Menilik Perintah Ghadd al Basr
Pada titik ini, perintah ghadd al basr merupakan norma yang dapat mengkultivasi keutamaan etis. Pemaknaan yang menempatkan ghadd al baṣr sebagai etika keagamaan juga dapat kita jumpai dalam tafsir al-Taḥrīr wa al-Tanwīr (1984, pp. 203–205) karya Ibn ‘Asyur.
Dengan membiasakan diri mengikuti perintah tersebut, seseoang akan memiliki disposisi mental yang mampu menilai sesuatu secara bijak dan tepat. Selain itu menghindarkannya dari keburukan-keburukan moral. Qutb kemudian menegaskan bahwa makna ghadd al basr akan mengantarkan umat Muslim menuju kehormatan dan jati diri mereka yang sejati.
Imajinasi masyarakat semacam ini tidak dapat terpisahkan dari sikap intelektual Qutb yang resisten dan sangat anti terhadap apa saja yang datang dari Barat. Ia berpendapat bahwa westernisasi secara ekstensif menyebarluaskan pergaulan bebas yang merusak moralitas masyarakat Muslim.
Tidak hanya itu, westernisasi bahkan memberi dampak pada diseminasi paham materialisme yang dapat mengantarkan manusia pada tajrīd (pelepasan) dari nilai-nilai keutamaannya dan mengantarkannya kepada kondisi yang lebih hina dari hewan.
Sejalan dengan Hamka, Qutb juga mengkritik pandangan Freud yang sangat permisif bagi segala bentuk ekspresi dan praktik seksual, tanpa memikirkan konsekuensi medis dan spiritualnya.

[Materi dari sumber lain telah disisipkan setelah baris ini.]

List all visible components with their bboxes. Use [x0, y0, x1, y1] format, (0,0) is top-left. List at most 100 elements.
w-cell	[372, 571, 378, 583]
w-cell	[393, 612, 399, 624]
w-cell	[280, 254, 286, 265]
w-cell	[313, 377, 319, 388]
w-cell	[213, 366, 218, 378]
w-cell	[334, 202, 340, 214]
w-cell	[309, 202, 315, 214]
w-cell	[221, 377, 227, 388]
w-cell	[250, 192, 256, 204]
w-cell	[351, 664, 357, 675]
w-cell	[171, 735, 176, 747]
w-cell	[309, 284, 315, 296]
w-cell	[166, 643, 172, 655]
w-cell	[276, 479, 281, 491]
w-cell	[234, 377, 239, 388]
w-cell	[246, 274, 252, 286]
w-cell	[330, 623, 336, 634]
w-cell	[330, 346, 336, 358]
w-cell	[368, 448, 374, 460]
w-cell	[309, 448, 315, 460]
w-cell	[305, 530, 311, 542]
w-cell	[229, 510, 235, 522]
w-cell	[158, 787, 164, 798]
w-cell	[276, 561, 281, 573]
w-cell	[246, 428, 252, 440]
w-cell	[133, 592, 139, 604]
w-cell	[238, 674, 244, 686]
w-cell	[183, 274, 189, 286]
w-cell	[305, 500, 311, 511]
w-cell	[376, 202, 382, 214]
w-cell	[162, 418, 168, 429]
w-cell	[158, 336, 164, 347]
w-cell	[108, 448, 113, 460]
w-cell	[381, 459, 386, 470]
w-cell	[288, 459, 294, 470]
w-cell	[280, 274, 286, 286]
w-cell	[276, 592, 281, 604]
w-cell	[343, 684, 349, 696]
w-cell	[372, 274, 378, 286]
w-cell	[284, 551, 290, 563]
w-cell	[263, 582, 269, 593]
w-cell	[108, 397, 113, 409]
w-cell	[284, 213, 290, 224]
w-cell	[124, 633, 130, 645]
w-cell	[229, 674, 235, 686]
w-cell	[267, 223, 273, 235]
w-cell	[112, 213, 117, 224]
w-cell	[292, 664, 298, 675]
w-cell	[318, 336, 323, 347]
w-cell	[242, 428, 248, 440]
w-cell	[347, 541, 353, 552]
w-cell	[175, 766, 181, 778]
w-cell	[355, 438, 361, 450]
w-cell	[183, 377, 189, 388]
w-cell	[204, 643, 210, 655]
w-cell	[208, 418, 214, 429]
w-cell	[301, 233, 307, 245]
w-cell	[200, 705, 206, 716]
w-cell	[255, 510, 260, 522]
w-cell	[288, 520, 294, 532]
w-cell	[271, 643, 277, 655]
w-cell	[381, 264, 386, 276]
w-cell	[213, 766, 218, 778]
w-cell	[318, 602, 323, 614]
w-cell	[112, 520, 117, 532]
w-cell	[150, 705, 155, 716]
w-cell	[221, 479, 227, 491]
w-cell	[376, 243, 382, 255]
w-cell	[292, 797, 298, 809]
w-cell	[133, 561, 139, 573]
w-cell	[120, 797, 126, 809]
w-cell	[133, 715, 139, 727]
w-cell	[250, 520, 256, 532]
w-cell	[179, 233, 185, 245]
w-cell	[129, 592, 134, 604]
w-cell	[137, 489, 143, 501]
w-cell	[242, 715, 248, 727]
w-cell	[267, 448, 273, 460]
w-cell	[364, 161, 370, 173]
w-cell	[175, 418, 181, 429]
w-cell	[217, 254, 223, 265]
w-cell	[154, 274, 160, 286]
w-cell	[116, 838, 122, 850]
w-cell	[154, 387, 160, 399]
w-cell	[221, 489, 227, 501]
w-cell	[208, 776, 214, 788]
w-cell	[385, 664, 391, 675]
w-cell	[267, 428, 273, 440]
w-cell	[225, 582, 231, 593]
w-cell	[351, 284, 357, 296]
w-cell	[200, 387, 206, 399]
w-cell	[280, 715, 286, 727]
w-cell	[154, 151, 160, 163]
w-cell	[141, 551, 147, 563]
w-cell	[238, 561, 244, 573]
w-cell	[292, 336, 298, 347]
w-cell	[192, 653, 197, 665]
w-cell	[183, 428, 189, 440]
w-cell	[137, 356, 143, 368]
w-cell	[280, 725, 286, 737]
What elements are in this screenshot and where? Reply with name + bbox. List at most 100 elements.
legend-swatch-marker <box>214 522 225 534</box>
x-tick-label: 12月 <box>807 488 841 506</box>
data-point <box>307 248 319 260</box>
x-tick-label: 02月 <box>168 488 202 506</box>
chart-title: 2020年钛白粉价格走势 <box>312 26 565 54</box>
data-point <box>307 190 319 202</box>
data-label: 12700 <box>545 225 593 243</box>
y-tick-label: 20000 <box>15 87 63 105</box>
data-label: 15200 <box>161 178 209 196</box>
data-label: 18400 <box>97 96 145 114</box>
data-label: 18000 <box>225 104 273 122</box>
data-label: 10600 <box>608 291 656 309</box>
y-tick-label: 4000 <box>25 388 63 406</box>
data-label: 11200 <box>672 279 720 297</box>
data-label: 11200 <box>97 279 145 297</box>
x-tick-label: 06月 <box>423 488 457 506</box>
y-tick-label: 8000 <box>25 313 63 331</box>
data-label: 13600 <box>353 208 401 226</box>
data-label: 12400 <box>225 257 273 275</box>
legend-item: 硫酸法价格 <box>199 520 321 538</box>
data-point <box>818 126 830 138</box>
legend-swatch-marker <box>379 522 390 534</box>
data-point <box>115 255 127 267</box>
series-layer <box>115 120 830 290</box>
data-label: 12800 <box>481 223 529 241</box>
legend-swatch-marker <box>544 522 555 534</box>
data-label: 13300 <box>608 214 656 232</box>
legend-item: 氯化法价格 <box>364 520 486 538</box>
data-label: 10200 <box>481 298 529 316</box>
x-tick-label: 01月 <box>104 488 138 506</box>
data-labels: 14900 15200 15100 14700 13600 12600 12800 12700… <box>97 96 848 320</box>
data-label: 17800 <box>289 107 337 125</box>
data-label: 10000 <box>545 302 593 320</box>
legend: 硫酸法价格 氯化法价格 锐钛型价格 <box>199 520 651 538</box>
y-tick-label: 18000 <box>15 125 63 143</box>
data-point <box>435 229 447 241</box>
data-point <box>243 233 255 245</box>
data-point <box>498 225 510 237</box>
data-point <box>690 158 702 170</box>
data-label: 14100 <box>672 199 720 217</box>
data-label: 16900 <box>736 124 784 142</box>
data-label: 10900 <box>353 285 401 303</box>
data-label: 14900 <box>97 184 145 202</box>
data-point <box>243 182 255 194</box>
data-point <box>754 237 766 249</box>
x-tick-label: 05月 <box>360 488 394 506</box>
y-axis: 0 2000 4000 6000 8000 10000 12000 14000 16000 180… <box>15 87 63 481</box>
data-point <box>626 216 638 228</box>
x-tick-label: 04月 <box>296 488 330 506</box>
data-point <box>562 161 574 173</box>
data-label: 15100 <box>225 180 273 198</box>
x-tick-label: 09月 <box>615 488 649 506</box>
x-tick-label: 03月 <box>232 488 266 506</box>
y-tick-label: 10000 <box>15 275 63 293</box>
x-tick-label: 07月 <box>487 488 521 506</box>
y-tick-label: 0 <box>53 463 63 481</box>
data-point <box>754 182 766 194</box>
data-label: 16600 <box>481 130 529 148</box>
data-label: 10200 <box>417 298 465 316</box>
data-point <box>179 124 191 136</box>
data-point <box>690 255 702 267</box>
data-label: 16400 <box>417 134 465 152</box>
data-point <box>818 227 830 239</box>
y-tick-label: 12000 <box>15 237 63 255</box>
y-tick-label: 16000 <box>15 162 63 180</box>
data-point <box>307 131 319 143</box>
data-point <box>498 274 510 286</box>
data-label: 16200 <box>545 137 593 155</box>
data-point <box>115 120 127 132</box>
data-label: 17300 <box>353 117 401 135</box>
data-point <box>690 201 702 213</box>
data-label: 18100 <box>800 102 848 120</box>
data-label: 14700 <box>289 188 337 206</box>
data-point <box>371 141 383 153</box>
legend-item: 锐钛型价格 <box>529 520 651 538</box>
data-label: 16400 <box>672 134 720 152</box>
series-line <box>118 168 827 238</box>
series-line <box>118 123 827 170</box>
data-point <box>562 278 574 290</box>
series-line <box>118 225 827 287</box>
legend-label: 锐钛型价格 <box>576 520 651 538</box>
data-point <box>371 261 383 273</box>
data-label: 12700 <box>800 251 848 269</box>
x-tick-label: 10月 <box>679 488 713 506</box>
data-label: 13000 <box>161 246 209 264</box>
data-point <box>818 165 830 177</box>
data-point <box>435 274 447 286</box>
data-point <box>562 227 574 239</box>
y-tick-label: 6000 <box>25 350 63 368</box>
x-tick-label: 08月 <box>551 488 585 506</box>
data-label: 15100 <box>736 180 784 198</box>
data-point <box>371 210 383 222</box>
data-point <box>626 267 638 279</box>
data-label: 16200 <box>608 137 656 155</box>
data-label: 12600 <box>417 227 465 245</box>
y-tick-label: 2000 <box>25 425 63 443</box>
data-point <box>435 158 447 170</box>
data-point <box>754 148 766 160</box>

Dalam hal ini, Qutb menulis, “saya telah melihat bagaimana suatu negara yang begitu permisif (terhadap hasrat dan kenikmatan duniawi) berusaha melarikan diri dari ikatan segala jenis aturan sosial, etis, religius, dan kemanusiaan sekaligus beralih kepada gaya hidup yang justru mengingkari asas kehidupan umat manusia.”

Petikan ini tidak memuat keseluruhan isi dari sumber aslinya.